Our original threshold was 99/100. We changed it to 90 because:
Perfect scores are misleading. A score of 99 suggests there are no weaknesses. In reality, every piece of software has trade-offs. A threshold of 99 would mean only trivial or perfectly controlled skills could pass, which defeats the purpose of certification.
Security testing has false positives. Our evaluator sends attack payloads and checks if the response contains suspicious content. Some skills legitimately need to reference security concepts in their responses (like a threat detection tool reporting what it found). A strict 99 threshold would penalise these skills unfairly.

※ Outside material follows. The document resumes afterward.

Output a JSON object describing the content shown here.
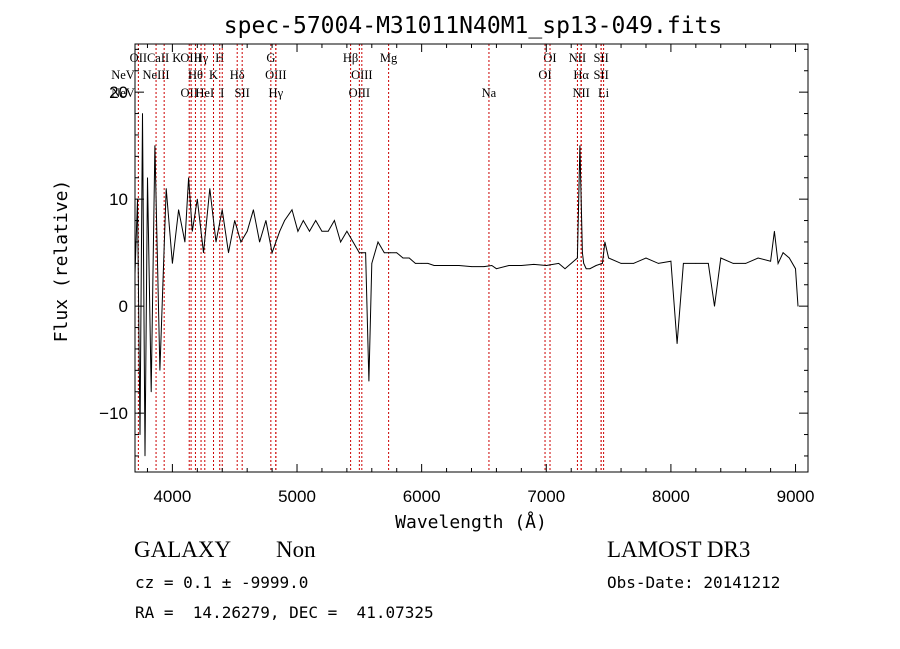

The security floor matters more than the overall number. We would rather certify a skill scoring 91 overall with 90 security than reject a skill scoring 98 overall with 84 security. The floor protects users. The overall score provides transparency.
Industry context: Common vulnerability scoring (CVSS) rates severity on a 0-10 scale. A score of 9+ is "critical". Our 90/100 threshold with an 85 security floor is equivalent to demanding every certified skill scores better than "high severity" across all dimensions. That is rigorous.
| Score Range | What It Means |
|---|---|
| 95-100 | Exceptional. Minimal or no issues found. |
| 90-94 | Strong. Minor issues that don't affect trust or safety. Certifiable. |
| 85-89 | Good. Some areas for improvement. May certify if security is solid. |
| 70-84 | Needs work. Significant issues in one or more pillars. |
| Below 70 | Substantial concerns. Major rework recommended. |
SXM evaluation has two modes, and the difference matters.
We analyse your manifest, check dependencies for CVEs, verify source code matches, assess failure modes and permissions. Maximum score: 85/100. You cannot get certified on static analysis alone.
We actually hit your API with real requests. Functional test cases, 23 security attack payloads, 20 performance requests. The score blends 70% live + 30% static. This is how real certifications happen.
If you want to get certified, you need a live test endpoint. Static analysis tells us what you claim. Live testing proves it.
Scores can change. When our evaluator learns new attack patterns (from OWASP, MITRE, new CVEs), previously certified skills get re-evaluated. A skill that scored 95 last month might score 88 today if a new vulnerability pattern was added.
This is by design. Certification is living, not a one-time stamp.